Scrambled or Poached? Modelling and Environmental Signals in Alluvial Systems

Category: Time:
Wednesday, December 10, 2014 - 16:00 to 17:00
Access:
public
Room: Speaker:
Mark Macklin
Affiliation:
University of Aberstwyth
Contact:
Irina Panyushkina
Calendar Status:
confirmed

Recent numerical and physical modelling has claimed that environmental signals are entirely ‘shredded’ or ‘scrambled’ during fluvial sediment transfer processes, but landform and associated sedimentary records worldwide suggest otherwise. One probable reason for this apparent discrepancy is that many catchments contain depositional ‘niches’ , such as cutoffs, flood basins and identifiable deposits from single  large events (e.g. slackwater sediments and boulder berms), whose long term morphological evolution and associated alluvial records are not accurately reproduced by present modelling studies. These models transfer sediment from cell-to-cell, whereas in reality step lengths during a flood event, and the creation of an environmental record, can vary by several orders of magnitude between coarse and fine-grained material. Where modelling has confirmed field observation of alluvial records is in the variable responses of contiguous catchments to the same external forcing and the differential processing of environmental signals in different parts of a catchment, including alluvial fans and channel pattern change. In this paper I review how meta-analysis of fluvial landform and sedimentary sequences worldwide is enabling the collation and interpretation of multiple depositional niches and the reconstruction of environmental signals over a growing range of space and timescales.
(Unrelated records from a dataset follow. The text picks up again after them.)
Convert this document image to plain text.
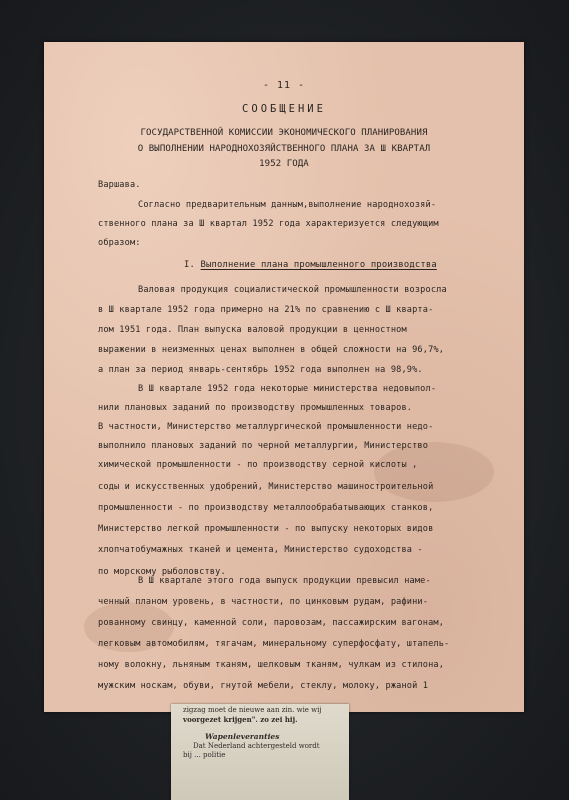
- 11 -
СООБЩЕНИЕ
ГОСУДАРСТВЕННОЙ КОМИССИИ ЭКОНОМИЧЕСКОГО ПЛАНИРОВАНИЯ
О ВЫПОЛНЕНИИ НАРОДНОХОЗЯЙСТВЕННОГО ПЛАНА ЗА Ш КВАРТАЛ
1952 ГОДА
Варшава.
Согласно предварительным данным,выполнение народнохозяй-
ственного плана за Ш квартал 1952 года характеризуется следующим
образом:
I. Выполнение плана промышленного производства
Валовая продукция социалистической промышленности возросла
в Ш квартале 1952 года примерно на 21% по сравнению с Ш кварта-
лом 1951 года. План выпуска валовой продукции в ценностном
выражении в неизменных ценах выполнен в общей сложности на 96,7%,
а план за период январь-сентябрь 1952 года выполнен на 98,9%.
В Ш квартале 1952 года некоторые министерства недовыпол-
нили плановых заданий по производству промышленных товаров.
В частности, Министерство металлургической промышленности недо-
выполнило плановых заданий по черной металлургии, Министерство
химической промышленности - по производству серной кислоты ,
соды и искусственных удобрений, Министерство машиностроительной
промышленности - по производству металлообрабатывающих станков,
Министерство легкой промышленности - по выпуску некоторых видов
хлопчатобумажных тканей и цемента, Министерство судоходства -
по морскому рыболовству.
В Ш квартале этого года выпуск продукции превысил наме-
ченный планом уровень, в частности, по цинковым рудам, рафини-
рованному свинцу, каменной соли, паровозам, пассажирским вагонам,
легковым автомобилям, тягачам, минеральному суперфосфату, штапель-
ному волокну, льняным тканям, шелковым тканям, чулкам из стилона,
мужским носкам, обуви, гнутой мебели, стеклу, молоку, ржаной 1
zigzag moet de nieuwe aan zin. wie wij
voorgezet krijgen". zo zei hij.
Wapenleveranties
Dat Nederland achtergesteld wordt
bij ... politie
I suggest a re-engagement of modellers with these recent advances in the actuality of the dated fluvial sedimentary and flood event records is required. With the development and application of increasingly high resolution dating and global Earth Observation techniques, one promising research avenue would be the exploration of data mining procedures to identify new patterns and environmental signals from the systematic analysis of large landform and sedimentary data sets.